At Sportive.com we've heard a lot of good things about Ronan Pensec Travel. Pensec was a pro rider from 1985 to 1997, racing for Peugeot and X team. The Frenchman wore the yellow jersey during the 1990 Tour de France and finished sixth overall in 1986 and seventh in 1988. In 2003 he started his travel business and his team now leads groups to the Etape as well as the Marmotte, Paris Roubaix and other big French cycling events.
Now well established as one of the UK's leading travel operators for cycling holidays, Sportive Breaks specialise in small, expertly curated weekend trips to Europe's top sportives.
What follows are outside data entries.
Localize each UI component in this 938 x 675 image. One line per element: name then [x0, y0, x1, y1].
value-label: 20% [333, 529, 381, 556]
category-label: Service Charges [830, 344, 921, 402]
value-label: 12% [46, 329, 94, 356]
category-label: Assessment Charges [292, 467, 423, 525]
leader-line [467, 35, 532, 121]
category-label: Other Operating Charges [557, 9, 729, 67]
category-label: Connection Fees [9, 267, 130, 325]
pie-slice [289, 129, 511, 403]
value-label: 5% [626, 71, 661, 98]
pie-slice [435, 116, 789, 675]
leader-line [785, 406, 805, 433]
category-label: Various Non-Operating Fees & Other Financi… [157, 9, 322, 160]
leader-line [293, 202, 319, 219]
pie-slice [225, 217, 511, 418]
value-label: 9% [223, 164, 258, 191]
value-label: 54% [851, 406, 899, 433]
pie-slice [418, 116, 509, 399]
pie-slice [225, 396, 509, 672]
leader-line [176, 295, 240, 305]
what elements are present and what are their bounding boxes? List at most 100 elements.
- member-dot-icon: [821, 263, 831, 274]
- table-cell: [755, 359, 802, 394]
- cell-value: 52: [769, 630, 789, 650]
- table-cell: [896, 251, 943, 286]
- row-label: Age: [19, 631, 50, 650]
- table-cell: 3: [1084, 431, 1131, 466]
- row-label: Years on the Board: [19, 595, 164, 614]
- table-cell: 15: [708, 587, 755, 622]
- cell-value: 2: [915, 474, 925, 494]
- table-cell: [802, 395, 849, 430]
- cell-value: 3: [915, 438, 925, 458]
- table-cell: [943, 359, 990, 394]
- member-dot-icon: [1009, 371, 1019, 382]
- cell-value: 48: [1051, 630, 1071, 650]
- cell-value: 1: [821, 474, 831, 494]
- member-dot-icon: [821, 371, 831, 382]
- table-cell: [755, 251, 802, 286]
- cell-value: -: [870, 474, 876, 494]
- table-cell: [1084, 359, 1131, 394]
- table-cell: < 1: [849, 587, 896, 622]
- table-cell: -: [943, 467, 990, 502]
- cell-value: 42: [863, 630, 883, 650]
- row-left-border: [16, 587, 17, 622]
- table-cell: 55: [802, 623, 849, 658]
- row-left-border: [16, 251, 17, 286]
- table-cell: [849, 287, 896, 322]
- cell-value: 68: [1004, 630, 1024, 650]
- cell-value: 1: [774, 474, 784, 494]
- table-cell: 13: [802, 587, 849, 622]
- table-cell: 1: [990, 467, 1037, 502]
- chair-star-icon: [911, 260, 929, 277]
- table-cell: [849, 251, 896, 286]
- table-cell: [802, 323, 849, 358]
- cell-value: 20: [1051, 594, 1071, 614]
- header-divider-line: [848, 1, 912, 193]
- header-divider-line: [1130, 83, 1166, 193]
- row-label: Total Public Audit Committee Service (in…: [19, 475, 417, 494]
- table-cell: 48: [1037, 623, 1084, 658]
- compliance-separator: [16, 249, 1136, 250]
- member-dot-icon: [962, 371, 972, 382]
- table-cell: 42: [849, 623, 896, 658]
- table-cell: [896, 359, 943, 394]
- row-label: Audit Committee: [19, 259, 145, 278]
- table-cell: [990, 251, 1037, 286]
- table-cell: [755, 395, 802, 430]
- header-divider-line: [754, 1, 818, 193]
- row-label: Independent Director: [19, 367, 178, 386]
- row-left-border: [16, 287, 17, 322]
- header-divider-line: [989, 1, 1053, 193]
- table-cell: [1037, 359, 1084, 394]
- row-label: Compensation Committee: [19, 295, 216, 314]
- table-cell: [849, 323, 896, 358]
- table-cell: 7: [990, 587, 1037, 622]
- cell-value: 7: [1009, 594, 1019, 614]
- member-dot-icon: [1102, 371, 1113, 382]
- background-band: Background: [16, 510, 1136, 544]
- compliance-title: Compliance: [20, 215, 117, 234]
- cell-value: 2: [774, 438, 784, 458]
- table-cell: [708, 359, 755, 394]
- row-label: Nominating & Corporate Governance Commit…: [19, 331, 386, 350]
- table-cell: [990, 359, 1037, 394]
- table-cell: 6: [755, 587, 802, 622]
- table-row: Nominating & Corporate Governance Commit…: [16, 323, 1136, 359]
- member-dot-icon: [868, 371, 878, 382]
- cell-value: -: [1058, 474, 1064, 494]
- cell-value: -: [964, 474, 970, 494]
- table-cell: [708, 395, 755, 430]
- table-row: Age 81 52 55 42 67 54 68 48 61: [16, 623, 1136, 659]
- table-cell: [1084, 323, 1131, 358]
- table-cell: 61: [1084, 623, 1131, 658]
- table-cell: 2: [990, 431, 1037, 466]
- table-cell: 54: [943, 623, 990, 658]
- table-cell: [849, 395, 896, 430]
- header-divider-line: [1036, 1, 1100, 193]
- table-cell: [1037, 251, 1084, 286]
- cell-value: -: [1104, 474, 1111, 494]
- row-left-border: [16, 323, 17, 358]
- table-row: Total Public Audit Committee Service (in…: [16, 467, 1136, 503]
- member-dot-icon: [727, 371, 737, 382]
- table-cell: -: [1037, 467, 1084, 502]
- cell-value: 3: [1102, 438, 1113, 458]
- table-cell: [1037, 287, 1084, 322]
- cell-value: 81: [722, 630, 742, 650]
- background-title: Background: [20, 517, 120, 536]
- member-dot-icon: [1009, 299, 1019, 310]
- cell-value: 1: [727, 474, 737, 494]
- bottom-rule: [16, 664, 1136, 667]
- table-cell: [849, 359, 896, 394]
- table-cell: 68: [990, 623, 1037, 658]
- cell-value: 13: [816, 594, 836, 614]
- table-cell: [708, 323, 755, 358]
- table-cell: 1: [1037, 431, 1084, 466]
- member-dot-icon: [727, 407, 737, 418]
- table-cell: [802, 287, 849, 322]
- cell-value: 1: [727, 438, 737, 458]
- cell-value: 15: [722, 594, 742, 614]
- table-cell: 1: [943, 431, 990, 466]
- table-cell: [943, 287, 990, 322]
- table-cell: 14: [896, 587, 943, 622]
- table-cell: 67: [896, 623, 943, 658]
We rode with Sportive Breaks on the 2017 Etape du Tour and were impressed by the level of organisation: transfers, accommodation and extra requests were all handled efficiently making for a hassle-free weekend.
Sportive Breaks is run by passionate cyclists, and it shows: you're in safe hands with a team who have ridden each of the sportives they lead tours on multiple times and can offer valuable tips and assistance.
Trek Travel is at the luxury end of the cycling tour market and they will look after you very well, albeit at a price. You will be well fed, and they take you on warm up rides before the Etape. Their 2018 Etape package cost around $5,000. Trek mainly cater to well heeled American riders (nothing wrong with that!).
Velocamps are a dedicated cycle tours company that runs around 16 trips a year, including one for the Etape. Last year's race weekend package cost £559 per person (based on two people sharing a room, single supplement was £120) or £790 for a seven day package (£210 single room supplement). Prices included transfers to/from Geneva, accommodation in a comfortable hotel in Grand Bornard, breakfast, event transfers, ride briefings for pre-event practice, SIS sport nutrition and access to bike tools/pumps/stands.
Other official tour operators who work with ASO, the Etape organisers (and therefore have official places on the Etape available):
Thomson Bike Tours
French Cycling Holidays
And then there is Sports Tours International. STI are one of the offical partners of the Etape and they work closely with British Cycling too. They are one of the big beasts of cycle tour operators but not everyone is particularly enthusiastic about using them. For example, read this report from the 2011 Etape. If you search cycling forums you will find plenty of people who have grievances against STI and feel that they are a bit shambolic. They wouldn't be our first choice.
If the Etape has sold out and you want an entry but don't want to use a tour operator then you could contact Get Kids Going. Get Kids Going is a charity that has places available on the Etape for people who are willing to raise money for them. They do not organise tours so you have to make your own arrangements.